I'm trying to stay present, folks, while at the same time a big part of me is stretching its peripheral vision, looking for a bolt-hole.
I just need to do the next thing, and try to keep the lines of communication open between my out-of-practice heart and the outside world, instead of retreating to my oversized left brain and analyzing the hell out of every damn thing.
A warning: "We haven't made any promises to each other." I forgot that I was the one who said it first, flippantly, and yes, it's true. But still, as the words were repeated back to me, the bartender slid a fear cocktail with a chaser of here-we-go-again across the bar and leaned conspiratorially on one arm, his face close to mine, his lips twisted in what might be a smile or a leer.
"Taste this," he says, "It's full of all the things you know."
I am staring down that drink and taking deep, nourishing breaths. Keeping my hands loose at my sides, fingers gently fluttering, and giving my shoulders and arms a shake and a roll. Staying on the balls of my feet with slightly bent knees -- just in case.
Cheri Huber says that fear is a sign that you're heading in the right direction, and that you should step on the gas.
So I think I'll take a big swallow of that fear cocktail. It has not killed me yet, has it? Thinking back to when I was afraid and did it anyway, those were the moments when I shone like gold.
It's probably just V8 and Grey Goose anyway.
* * * * * * * * * * * * * * * * * * * * * *
I may be starting another round of travel-travel-travel in a couple of weeks, and the thought of it makes me want to lay on the floor and scream and thrash like an oversugared 5-year-old in a Wal-mart candy aisle. What I really want is to sleep in my own bed for 60 days, knocking around in my funny little apartment, and rattling around in my funny little life.
Last night, I heard a song that my mother loved on the radio ("Oh, that '1-2-3 You're A Lady' is such a nice song!"), which triggered a sudden stormy cry behind closed doors.

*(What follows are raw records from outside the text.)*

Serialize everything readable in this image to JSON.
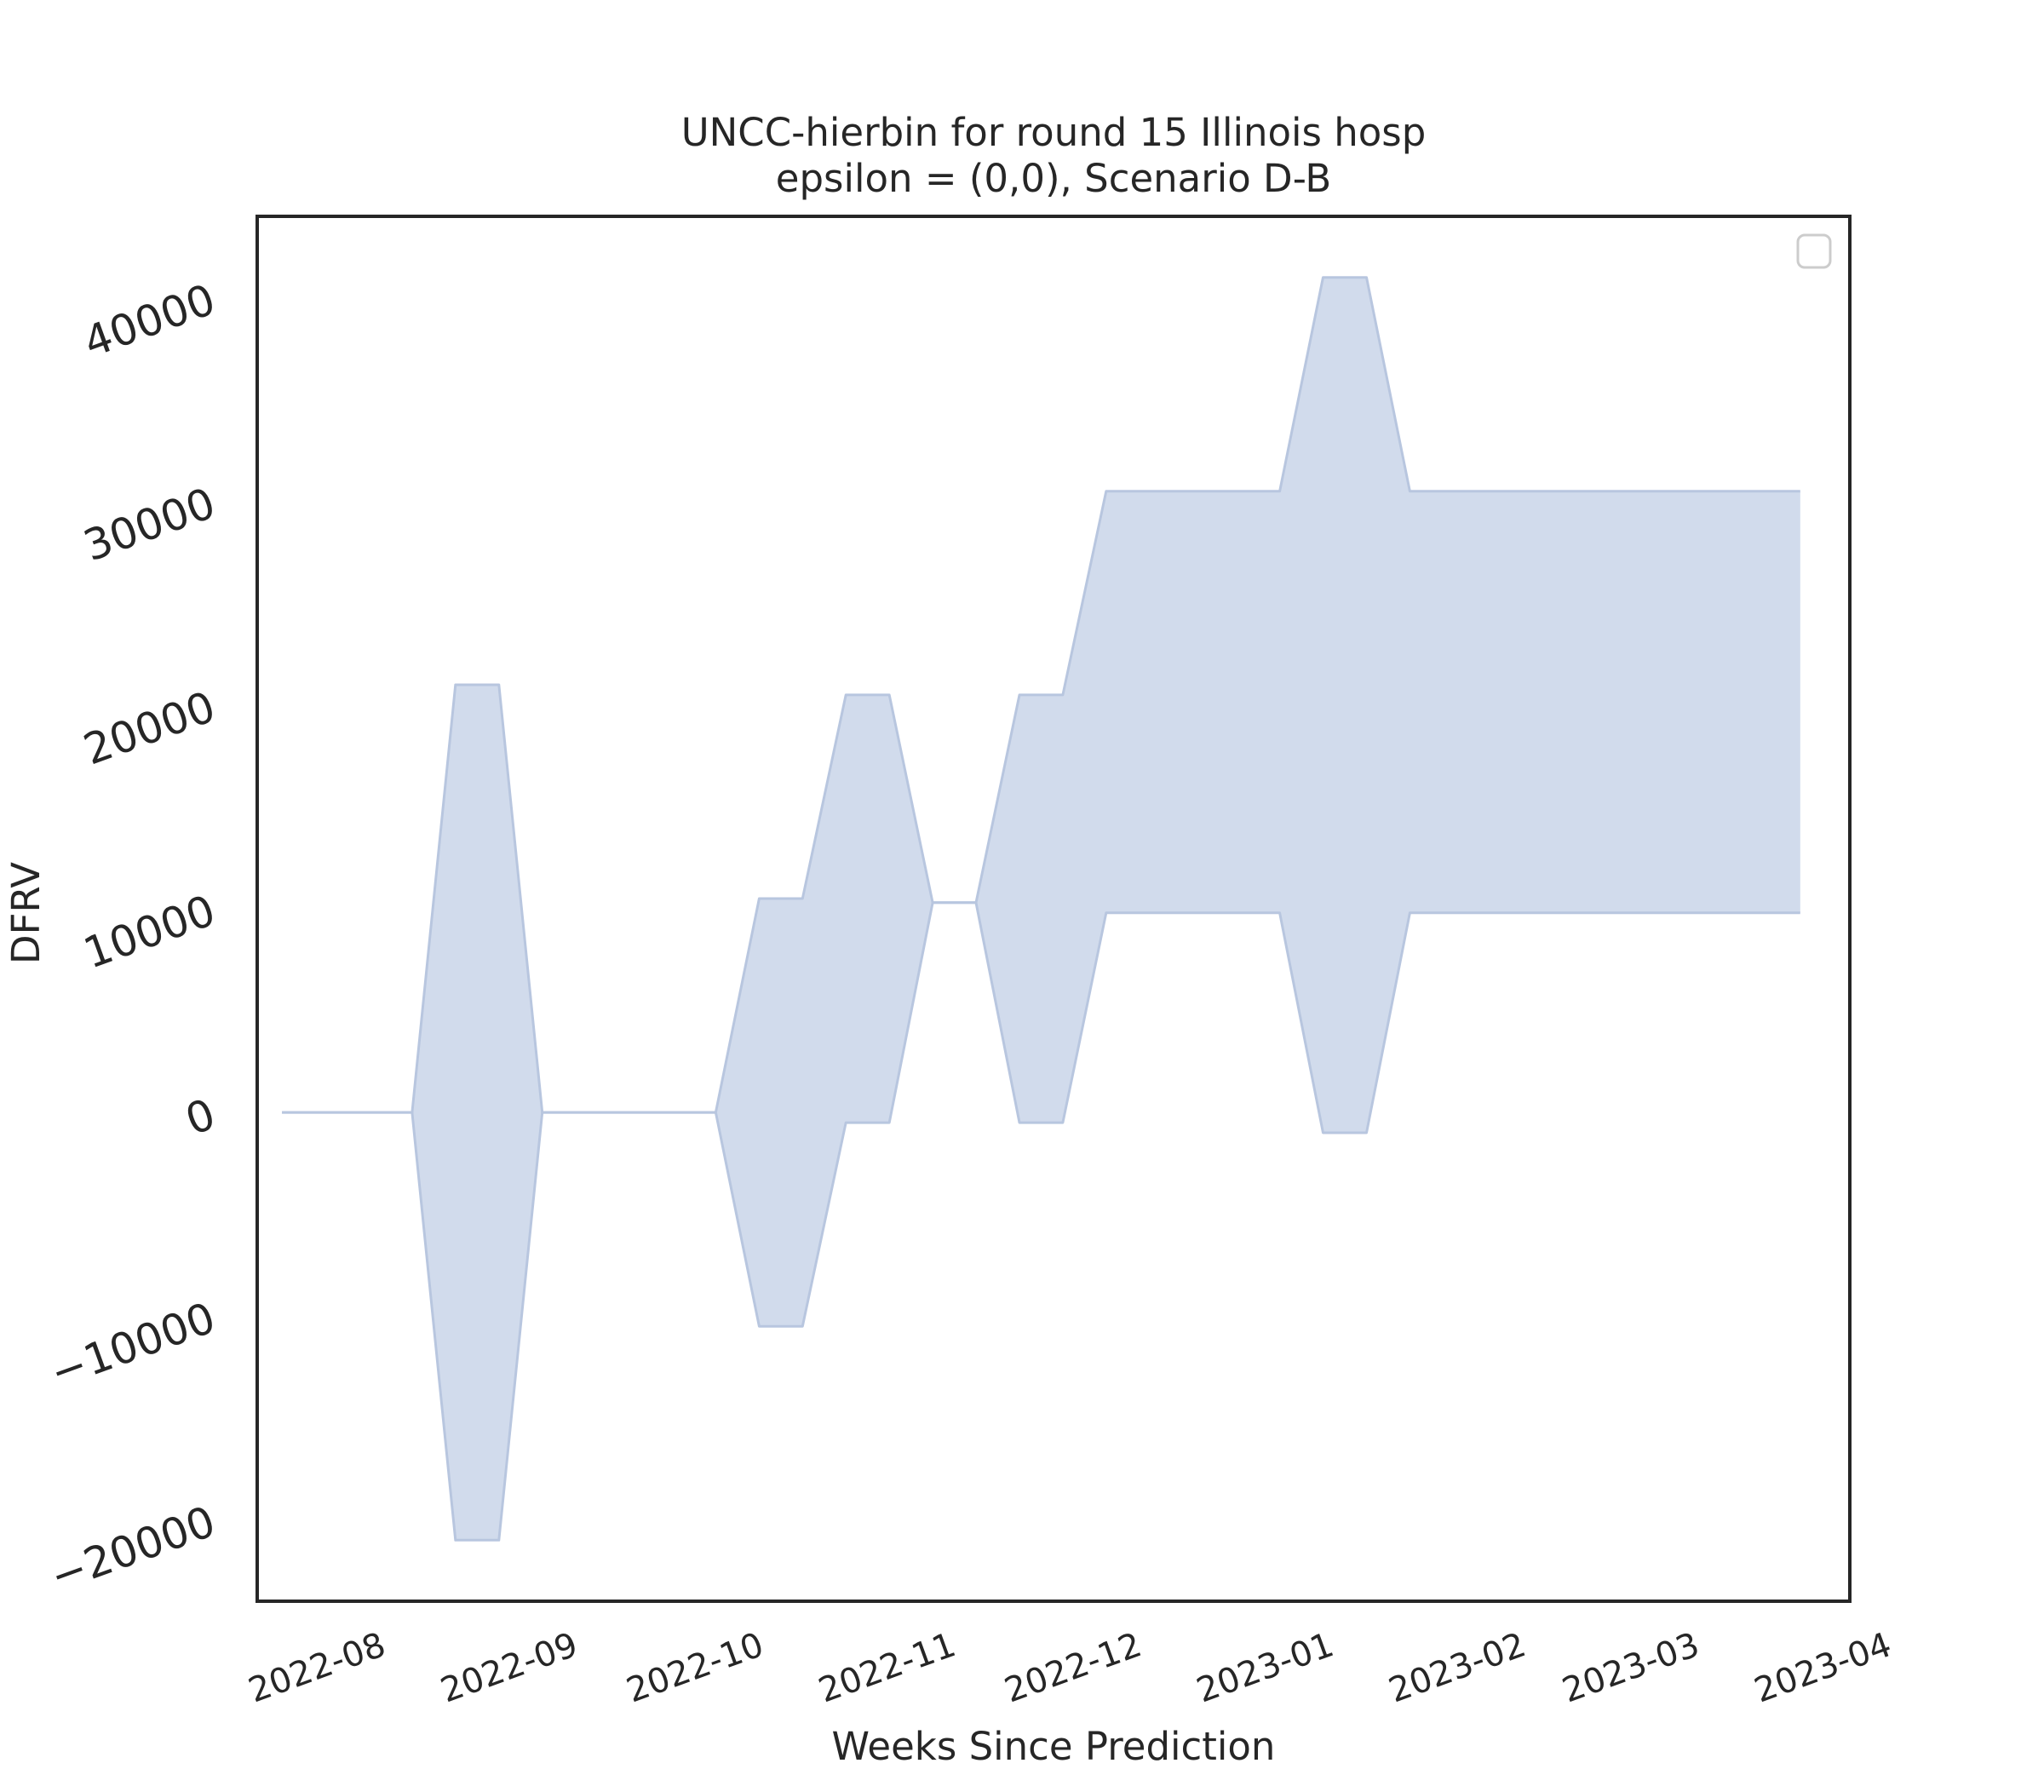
{
  "chart_data": {
    "type": "area",
    "title": "UNCC-hierbin for round 15 Illinois hosp",
    "subtitle": "epsilon = (0,0), Scenario D-B",
    "xlabel": "Weeks Since Prediction",
    "ylabel": "DFRV",
    "x_tick_labels": [
      "2022-08",
      "2022-09",
      "2022-10",
      "2022-11",
      "2022-12",
      "2023-01",
      "2023-02",
      "2023-03",
      "2023-04"
    ],
    "y_ticks": [
      -20000,
      -10000,
      0,
      10000,
      20000,
      30000,
      40000
    ],
    "xlim": [
      "2022-07-20",
      "2023-04-03"
    ],
    "ylim": [
      -24000,
      44000
    ],
    "grid": false,
    "legend": "top-right (empty)",
    "series": [
      {
        "fill_color": "#d1dbec",
        "line_color": "#b8c6df",
        "x": [
          "2022-07-24",
          "2022-08-14",
          "2022-08-21",
          "2022-08-28",
          "2022-09-04",
          "2022-10-02",
          "2022-10-09",
          "2022-10-16",
          "2022-10-23",
          "2022-10-30",
          "2022-11-06",
          "2022-11-13",
          "2022-11-20",
          "2022-11-27",
          "2022-12-04",
          "2022-12-11",
          "2022-12-18",
          "2022-12-25",
          "2023-01-01",
          "2023-01-08",
          "2023-01-15",
          "2023-01-22",
          "2023-01-29",
          "2023-02-05",
          "2023-02-12",
          "2023-02-19",
          "2023-02-26",
          "2023-03-05",
          "2023-03-12",
          "2023-03-19",
          "2023-03-26"
        ],
        "upper": [
          0,
          0,
          21000,
          21000,
          0,
          0,
          10500,
          10500,
          20500,
          20500,
          10300,
          10300,
          20500,
          20500,
          30500,
          30500,
          30500,
          30500,
          30500,
          41000,
          41000,
          30500,
          30500,
          30500,
          30500,
          30500,
          30500,
          30500,
          30500,
          30500,
          30500
        ],
        "lower": [
          0,
          0,
          -21000,
          -21000,
          0,
          0,
          -10500,
          -10500,
          -500,
          -500,
          10300,
          10300,
          -500,
          -500,
          9800,
          9800,
          9800,
          9800,
          9800,
          -1000,
          -1000,
          9800,
          9800,
          9800,
          9800,
          9800,
          9800,
          9800,
          9800,
          9800,
          9800
        ]
      }
    ]
  }
}
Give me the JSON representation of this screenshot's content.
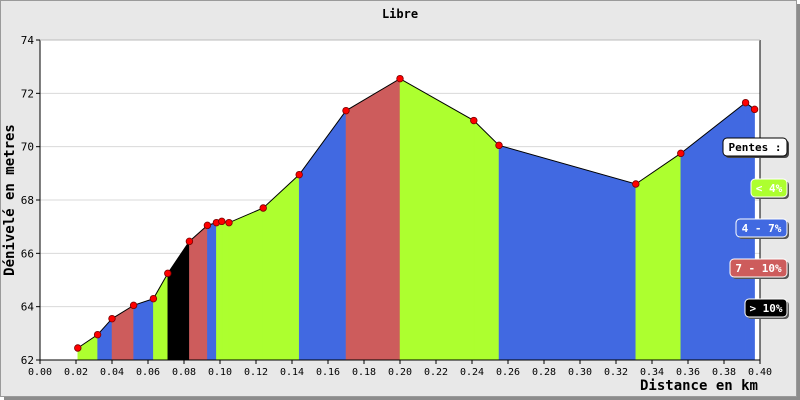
{
  "chart_data": {
    "type": "area",
    "title": "Libre",
    "xlabel": "Distance en km",
    "ylabel": "Dénivelé en metres",
    "xlim": [
      0,
      0.4
    ],
    "ylim": [
      62,
      74
    ],
    "x_ticks": [
      "0.00",
      "0.02",
      "0.04",
      "0.06",
      "0.08",
      "0.10",
      "0.12",
      "0.14",
      "0.16",
      "0.18",
      "0.20",
      "0.22",
      "0.24",
      "0.26",
      "0.28",
      "0.30",
      "0.32",
      "0.34",
      "0.36",
      "0.38",
      "0.40"
    ],
    "y_ticks": [
      "62",
      "64",
      "66",
      "68",
      "70",
      "72",
      "74"
    ],
    "grid": true,
    "legend_title": "Pentes :",
    "legend_position": "right",
    "legend": [
      {
        "label": "< 4%",
        "color": "#adff2f"
      },
      {
        "label": "4 - 7%",
        "color": "#4169e1"
      },
      {
        "label": "7 - 10%",
        "color": "#cd5c5c"
      },
      {
        "label": "> 10%",
        "color": "#000000"
      }
    ],
    "points": [
      {
        "x": 0.021,
        "y": 62.45
      },
      {
        "x": 0.032,
        "y": 62.95
      },
      {
        "x": 0.04,
        "y": 63.55
      },
      {
        "x": 0.052,
        "y": 64.05
      },
      {
        "x": 0.063,
        "y": 64.3
      },
      {
        "x": 0.071,
        "y": 65.25
      },
      {
        "x": 0.083,
        "y": 66.45
      },
      {
        "x": 0.093,
        "y": 67.05
      },
      {
        "x": 0.098,
        "y": 67.15
      },
      {
        "x": 0.101,
        "y": 67.2
      },
      {
        "x": 0.105,
        "y": 67.15
      },
      {
        "x": 0.124,
        "y": 67.7
      },
      {
        "x": 0.144,
        "y": 68.95
      },
      {
        "x": 0.17,
        "y": 71.35
      },
      {
        "x": 0.2,
        "y": 72.55
      },
      {
        "x": 0.241,
        "y": 70.98
      },
      {
        "x": 0.255,
        "y": 70.05
      },
      {
        "x": 0.331,
        "y": 68.6
      },
      {
        "x": 0.356,
        "y": 69.75
      },
      {
        "x": 0.392,
        "y": 71.65
      },
      {
        "x": 0.397,
        "y": 71.4
      }
    ],
    "segment_classes": [
      "< 4%",
      "4 - 7%",
      "7 - 10%",
      "4 - 7%",
      "< 4%",
      "> 10%",
      "7 - 10%",
      "4 - 7%",
      "< 4%",
      "< 4%",
      "< 4%",
      "< 4%",
      "4 - 7%",
      "7 - 10%",
      "< 4%",
      "< 4%",
      "4 - 7%",
      "< 4%",
      "4 - 7%",
      "4 - 7%"
    ],
    "colors": {
      "background": "#e8e8e8",
      "plot": "#ffffff",
      "line": "#000000",
      "marker": "#ff0000"
    }
  }
}
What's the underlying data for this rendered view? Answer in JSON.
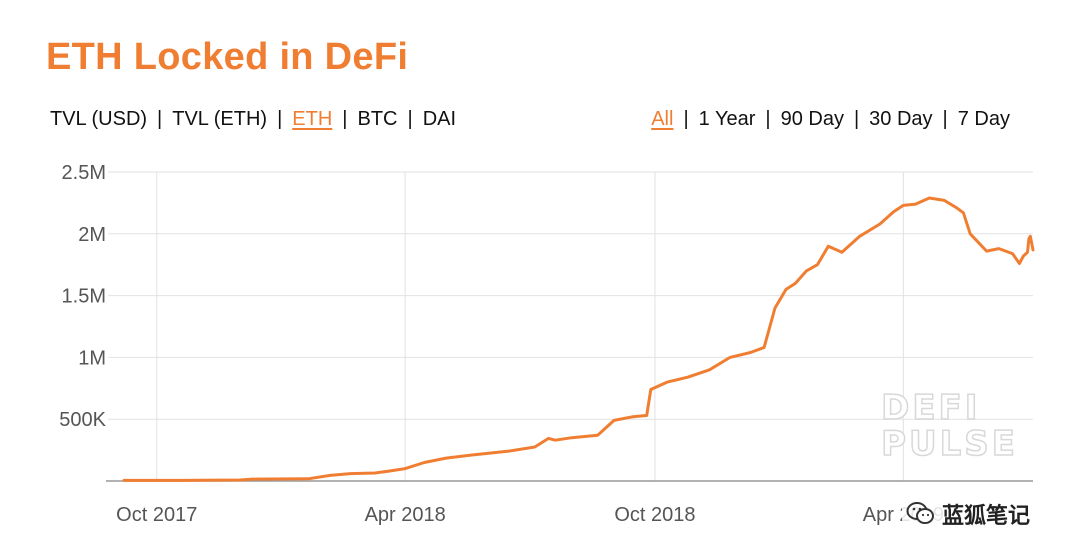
{
  "header": {
    "title": "ETH Locked in DeFi"
  },
  "nav_left": [
    {
      "label": "TVL (USD)",
      "active": false
    },
    {
      "label": "TVL (ETH)",
      "active": false
    },
    {
      "label": "ETH",
      "active": true
    },
    {
      "label": "BTC",
      "active": false
    },
    {
      "label": "DAI",
      "active": false
    }
  ],
  "nav_right": [
    {
      "label": "All",
      "active": true
    },
    {
      "label": "1 Year",
      "active": false
    },
    {
      "label": "90 Day",
      "active": false
    },
    {
      "label": "30 Day",
      "active": false
    },
    {
      "label": "7 Day",
      "active": false
    }
  ],
  "watermark": {
    "line1": "DEFI",
    "line2": "PULSE"
  },
  "wechat_overlay": {
    "icon": "wechat-icon",
    "text": "蓝狐笔记"
  },
  "colors": {
    "accent": "#F07E32",
    "grid": "#e2e2e2",
    "axis": "#999999"
  },
  "chart_data": {
    "type": "line",
    "title": "ETH Locked in DeFi",
    "xlabel": "",
    "ylabel": "",
    "x_range": [
      "2017-09-07",
      "2019-07-05"
    ],
    "ylim": [
      0,
      2500000
    ],
    "y_ticks": [
      {
        "value": 500000,
        "label": "500K"
      },
      {
        "value": 1000000,
        "label": "1M"
      },
      {
        "value": 1500000,
        "label": "1.5M"
      },
      {
        "value": 2000000,
        "label": "2M"
      },
      {
        "value": 2500000,
        "label": "2.5M"
      }
    ],
    "x_ticks": [
      {
        "date": "2017-10-01",
        "label": "Oct 2017"
      },
      {
        "date": "2018-04-01",
        "label": "Apr 2018"
      },
      {
        "date": "2018-10-01",
        "label": "Oct 2018"
      },
      {
        "date": "2019-04-01",
        "label": "Apr 2019"
      }
    ],
    "grid": true,
    "series": [
      {
        "color": "#F07E32",
        "points": [
          [
            "2017-09-07",
            5000
          ],
          [
            "2017-10-20",
            5000
          ],
          [
            "2017-12-01",
            8000
          ],
          [
            "2017-12-10",
            15000
          ],
          [
            "2018-01-20",
            18000
          ],
          [
            "2018-02-05",
            45000
          ],
          [
            "2018-02-20",
            60000
          ],
          [
            "2018-03-10",
            65000
          ],
          [
            "2018-03-20",
            80000
          ],
          [
            "2018-04-01",
            100000
          ],
          [
            "2018-04-15",
            150000
          ],
          [
            "2018-05-01",
            185000
          ],
          [
            "2018-05-20",
            210000
          ],
          [
            "2018-06-15",
            240000
          ],
          [
            "2018-07-05",
            275000
          ],
          [
            "2018-07-15",
            345000
          ],
          [
            "2018-07-20",
            330000
          ],
          [
            "2018-08-01",
            350000
          ],
          [
            "2018-08-20",
            370000
          ],
          [
            "2018-08-25",
            420000
          ],
          [
            "2018-09-01",
            490000
          ],
          [
            "2018-09-15",
            520000
          ],
          [
            "2018-09-25",
            530000
          ],
          [
            "2018-09-28",
            740000
          ],
          [
            "2018-10-10",
            800000
          ],
          [
            "2018-10-25",
            840000
          ],
          [
            "2018-11-10",
            900000
          ],
          [
            "2018-11-25",
            1000000
          ],
          [
            "2018-12-10",
            1040000
          ],
          [
            "2018-12-20",
            1080000
          ],
          [
            "2018-12-28",
            1400000
          ],
          [
            "2019-01-05",
            1550000
          ],
          [
            "2019-01-12",
            1600000
          ],
          [
            "2019-01-20",
            1700000
          ],
          [
            "2019-01-28",
            1750000
          ],
          [
            "2019-02-05",
            1900000
          ],
          [
            "2019-02-15",
            1850000
          ],
          [
            "2019-02-28",
            1980000
          ],
          [
            "2019-03-15",
            2080000
          ],
          [
            "2019-03-25",
            2180000
          ],
          [
            "2019-04-01",
            2230000
          ],
          [
            "2019-04-10",
            2240000
          ],
          [
            "2019-04-20",
            2290000
          ],
          [
            "2019-05-01",
            2270000
          ],
          [
            "2019-05-10",
            2210000
          ],
          [
            "2019-05-15",
            2170000
          ],
          [
            "2019-05-20",
            2000000
          ],
          [
            "2019-06-01",
            1860000
          ],
          [
            "2019-06-10",
            1880000
          ],
          [
            "2019-06-20",
            1840000
          ],
          [
            "2019-06-25",
            1760000
          ],
          [
            "2019-06-28",
            1820000
          ],
          [
            "2019-07-01",
            1850000
          ],
          [
            "2019-07-02",
            1960000
          ],
          [
            "2019-07-03",
            1980000
          ],
          [
            "2019-07-05",
            1870000
          ]
        ]
      }
    ]
  }
}
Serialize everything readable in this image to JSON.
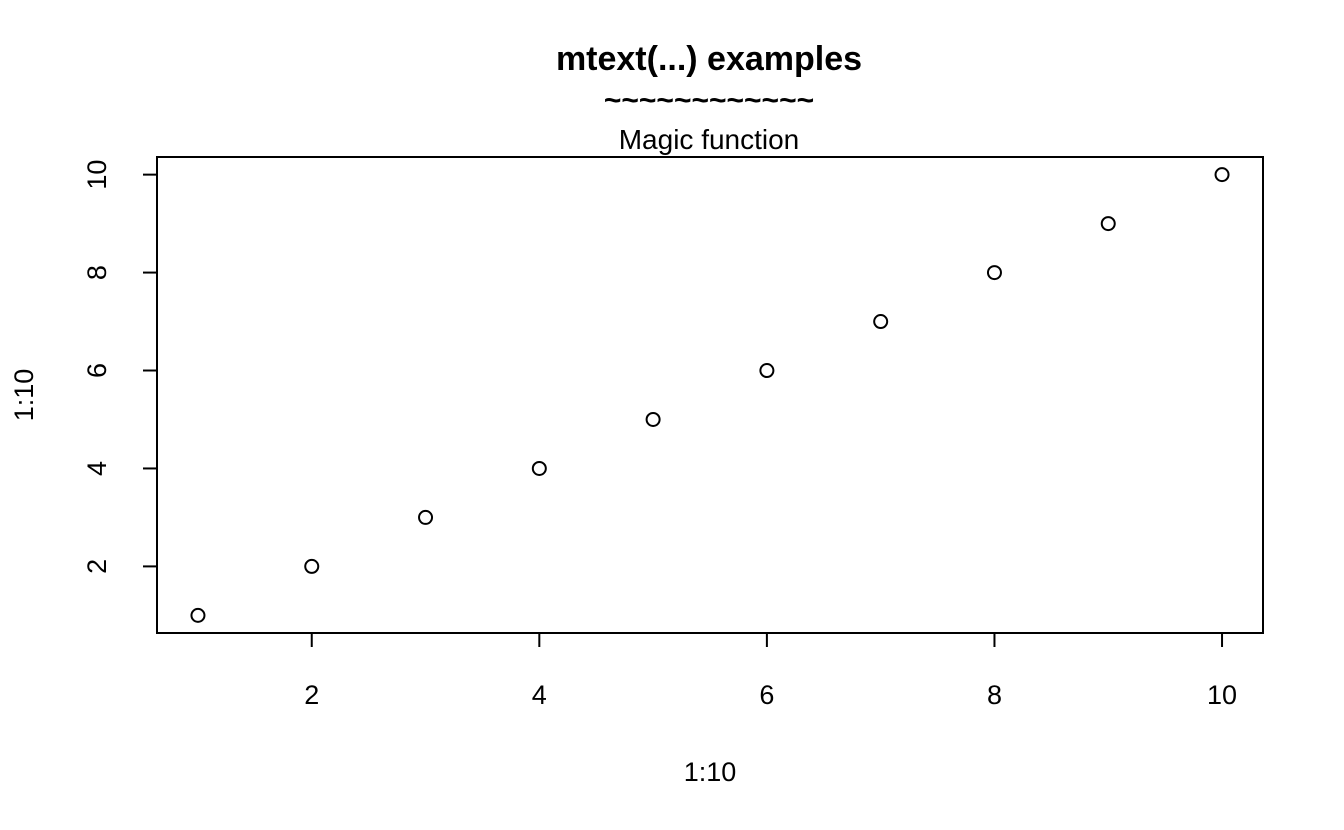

You guys, my mother died. (I just have to say it to myself again and again, to make it real.)
I worked late and decided to walk my city for awhile. I haven't been able to walk very much this summer because it's been so crazy here at the Farm and oh, yeah, it's hot as hell. Who wants to walk around when it's 95 degrees and the entire city feels like Satan's armpit? Yecch.
But it was nine-ish when I left the office, and there was a good breeze, no doubt driven by Hurricane Earl off the coast, and I dunno, there was a lot of energy in the air. A lot of folks were feeling festive and holidayish because it was the start of the long holiday weekend. The pretty girls were going out in force, in their little flowered frocks and high heels, with brown shoulders with that perfect end-of-summer tan, smelling like little gardens as they walked past me. I smiled as I remembered being them, with that excited, anticipatory look of another night of possibilities.
I ended up walking all the way from 59th Street to Union Square, and the strange energy seemed to trail me off the subway. I crossed Bushwick Avenue and as I passed under a streetlight, it winked out over my head. "So, that's how I am," I thought to myself.
It was after ten when I got home, and even though my long walk had cleared my head somewhat, the residual tendrils of sadness were still floating around me, wisps of smoke around my soul. Got on the phone for a little while with someone who was in a different, more impish mood ("dickish" was his word), which I was ill-prepared for and not sure how to read. Sometimes I need a face in front of me to read what is behind the words. Maybe if that face had been in front of me, I would have been jollied instead. As it was, I sat silently for a time, then spoke in a completely normal voice, with tears rolling down my face and soaking the neckline of my shirt.
This has been a strange and difficult and challenging and changeful time for me, and without sounding too much like Dorothy waking up after the twister, some of it has been terrible, but most of it has been beautiful, too. I am dedicating myself to seeing both, discounting neither.
Because I see that now I contain all that terrible and beautiful stuff.
I'm joy and sadness.
I'm fear and bravery.
I'm wisdom and naivete.
I'm everything and nothing.
I belong everywhere and nowhere.
I am no way and all ways.
And that is just fine by me.
4 comments:
so much loss...so much to grieve...but from where i'm standing it looks like you've got that grief by the tail...
I was like that all last year and it was awful ... and great. I just had to let the feelings do whatever they needed to do and TG I had someone there who understood. Good luck, Aileen.
After my mom died, some other macho phone guy said, "It's tough to lose your mom," and I thought, yeah, that's exactly the right thing to say, but when my dad died there was that fear thing. Maybe I understand, and maybe I don't. Keep on, though. I'm very sorry.
I'll never always know the right thing to say, but I will always try to be here.